Seven-bank merger in Kansas City area ends experiment in sharing branches
Seven Kansas City area banks that have shared branches since 2007 will become one family in a merger that ends an experiment in consumer behavior.
They are Valley View State Bank, Mission Bank, Industrial State Bank, First Bank of Missouri, Bank of Lee’s Summit, Citizens State Bank in Paola, Kan., and Security Bank of Kansas City.
For nine years, customers of the seven banks have enjoyed access to their accounts through all seven banks, even as the banks remained separate institutions with separate names, separate presidents and separate charters.
Regulators had approved the shared-branch access idea that allowed customers to enjoy one network of 44 branches and 47 ATMs.
A green leaf logo and BancAbility signs held the group together. They showed customers that their accounts were here, regardless of whether the name over the door matched the one on their checkbooks.
“If it’s convenient for them, I think they’ll try it,” one area banker said of the idea when it launched in 2007. “They won’t hesitate if the news is communicated clearly.”
Jim Lewis, president of Security Bank of Kansas City and the group’s parent company, said the BancAbility experiment is ending. The banks, already owned by one company, are filing applications to merge under Security Bank’s charter and name.

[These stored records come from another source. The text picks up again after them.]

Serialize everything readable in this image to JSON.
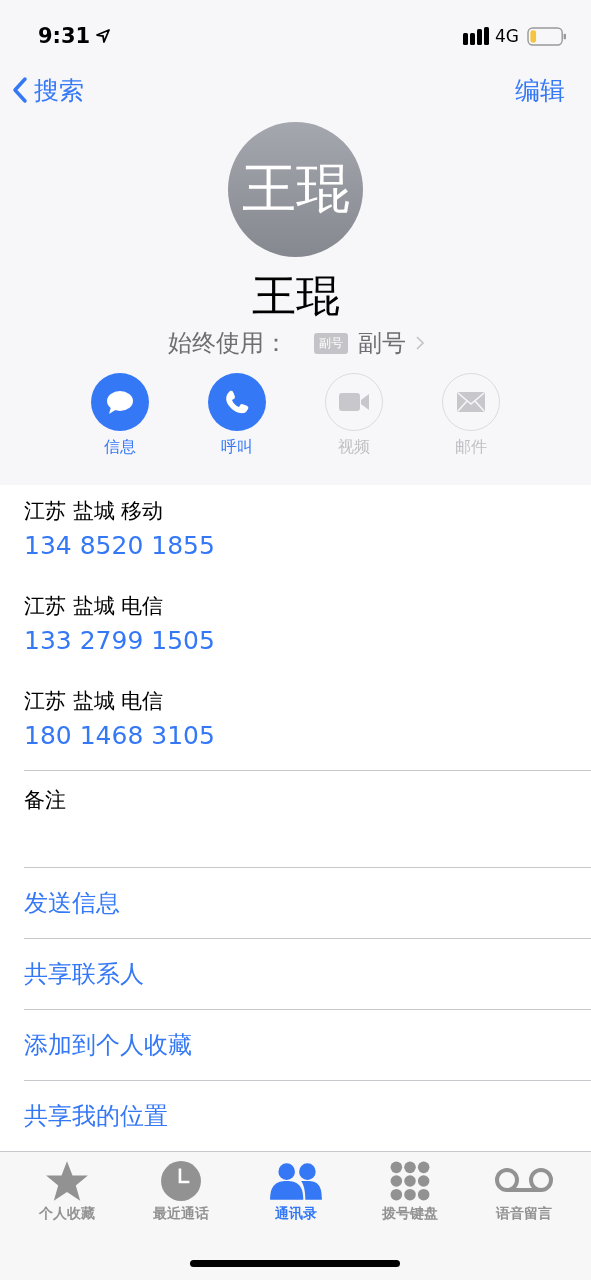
{
  "status_bar": {
    "time": "9:31",
    "network": "4G"
  },
  "nav": {
    "back": "搜索",
    "edit": "编辑"
  },
  "contact": {
    "initials": "王琨",
    "name": "王琨",
    "default_label": "始终使用：",
    "line_badge": "副号",
    "line_name": "副号"
  },
  "actions": [
    {
      "kind": "message",
      "label": "信息",
      "disabled": false
    },
    {
      "kind": "call",
      "label": "呼叫",
      "disabled": false
    },
    {
      "kind": "video",
      "label": "视频",
      "disabled": true
    },
    {
      "kind": "mail",
      "label": "邮件",
      "disabled": true
    }
  ],
  "phones": [
    {
      "label": "江苏 盐城 移动",
      "number": "134 8520 1855"
    },
    {
      "label": "江苏 盐城 电信",
      "number": "133 2799 1505"
    },
    {
      "label": "江苏 盐城 电信",
      "number": "180 1468 3105"
    }
  ],
  "notes": {
    "label": "备注"
  },
  "links": [
    "发送信息",
    "共享联系人",
    "添加到个人收藏",
    "共享我的位置"
  ],
  "tabs": [
    {
      "kind": "favorites",
      "label": "个人收藏",
      "selected": false
    },
    {
      "kind": "recents",
      "label": "最近通话",
      "selected": false
    },
    {
      "kind": "contacts",
      "label": "通讯录",
      "selected": true
    },
    {
      "kind": "keypad",
      "label": "拨号键盘",
      "selected": false
    },
    {
      "kind": "voicemail",
      "label": "语音留言",
      "selected": false
    }
  ]
}
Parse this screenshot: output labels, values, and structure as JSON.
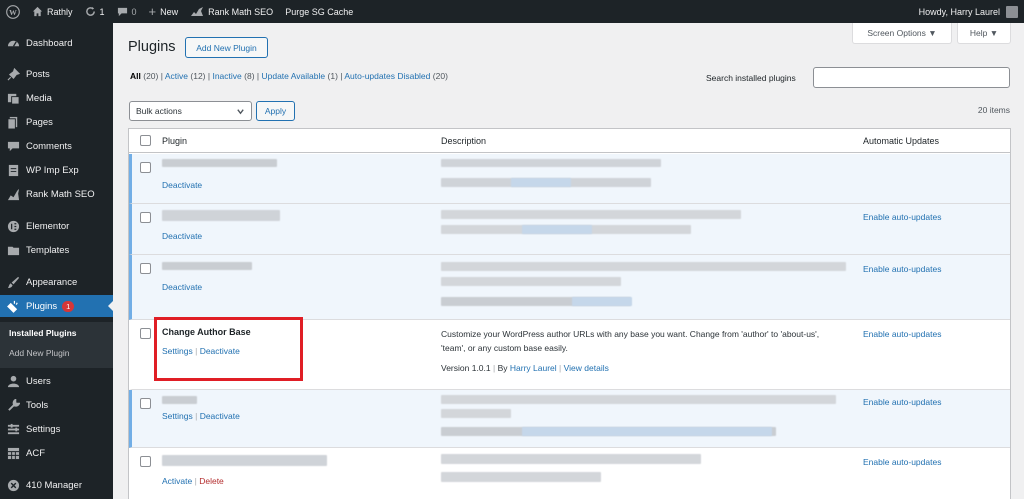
{
  "adminbar": {
    "site_name": "Rathly",
    "updates_count": "1",
    "comments_count": "0",
    "new_label": "New",
    "rankmath_label": "Rank Math SEO",
    "purge_label": "Purge SG Cache",
    "howdy": "Howdy, Harry Laurel"
  },
  "sidebar": {
    "items": [
      {
        "label": "Dashboard",
        "icon": "dashboard-icon"
      },
      {
        "label": "Posts",
        "icon": "pin-icon"
      },
      {
        "label": "Media",
        "icon": "media-icon"
      },
      {
        "label": "Pages",
        "icon": "pages-icon"
      },
      {
        "label": "Comments",
        "icon": "comment-icon"
      },
      {
        "label": "WP Imp Exp",
        "icon": "wordpress-icon"
      },
      {
        "label": "Rank Math SEO",
        "icon": "chart-icon"
      },
      {
        "label": "Elementor",
        "icon": "elementor-icon"
      },
      {
        "label": "Templates",
        "icon": "folder-icon"
      },
      {
        "label": "Appearance",
        "icon": "brush-icon"
      },
      {
        "label": "Plugins",
        "icon": "plugin-icon",
        "badge": "1"
      },
      {
        "label": "Users",
        "icon": "users-icon"
      },
      {
        "label": "Tools",
        "icon": "wrench-icon"
      },
      {
        "label": "Settings",
        "icon": "settings-icon"
      },
      {
        "label": "ACF",
        "icon": "grid-icon"
      },
      {
        "label": "410 Manager",
        "icon": "x-circle-icon"
      }
    ],
    "submenu": {
      "installed": "Installed Plugins",
      "add_new": "Add New Plugin"
    }
  },
  "header": {
    "title": "Plugins",
    "add_new": "Add New Plugin",
    "screen_options": "Screen Options ▼",
    "help": "Help ▼"
  },
  "filters": {
    "all": "All",
    "all_count": "(20)",
    "active": "Active",
    "active_count": "(12)",
    "inactive": "Inactive",
    "inactive_count": "(8)",
    "update": "Update Available",
    "update_count": "(1)",
    "auto_disabled": "Auto-updates Disabled",
    "auto_disabled_count": "(20)"
  },
  "search": {
    "label": "Search installed plugins",
    "placeholder": ""
  },
  "bulk": {
    "selected": "Bulk actions",
    "apply": "Apply",
    "items_count": "20 items"
  },
  "table": {
    "col_plugin": "Plugin",
    "col_description": "Description",
    "col_auto": "Automatic Updates",
    "deactivate": "Deactivate",
    "settings": "Settings",
    "activate": "Activate",
    "delete": "Delete",
    "enable_auto": "Enable auto-updates",
    "separator": "|",
    "featured": {
      "name": "Change Author Base",
      "description": "Customize your WordPress author URLs with any base you want. Change from 'author' to 'about-us', 'team', or any custom base easily.",
      "version": "Version 1.0.1",
      "by": "By",
      "author": "Harry Laurel",
      "view_details": "View details"
    }
  },
  "colors": {
    "accent": "#2271b1",
    "highlight": "#e01e25",
    "adminbar": "#1d2327"
  }
}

The idea of shared branches just didn’t resonate as hoped.
“As much as the BancAbility branding has been successful, the market still doesn’t really think about that as one group,” Lewis said. “It’s not as powerful as one brand, one bank, one name.”
The BancAbility brand will phase out with the merger, which requires regulatory approval of the applications filed Friday. The banks are all owned by Valley View Bancshares Inc., which is owned by the families of the late Sherman Dreiseszun and the late Frank Morgan. The group’s assets totaled $3.2 billion at the end of March.
Lewis said the green leaf logo will stay, which will continue to help customers find their branches. The Security Bank name won out as promoting the ideas of strength, safety and capital backing that the group wanted to display.
“We need to solidify our brand in the marketplace and let people know our width and breadth,” Lewis said.
The banks had launched the experiment as a way to enjoy the benefits of sharing their branches and ATMs without losing their community identities. It is the chief reason the names and charters did not change nine years ago.
Those efforts in 2007 will make a formal merger of the banks easier. Customers’ account numbers won’t need to change, which is often the case when separately owned banks merge. Customers will be able to continue using their current bank cards, checks and other materials as usual.
Lewis said the merging banks want to keep their separate local ties and will keep their presidents in place, as well as the nearly 700 employees across the chain.
“We’re retaining everyone,” Lewis said.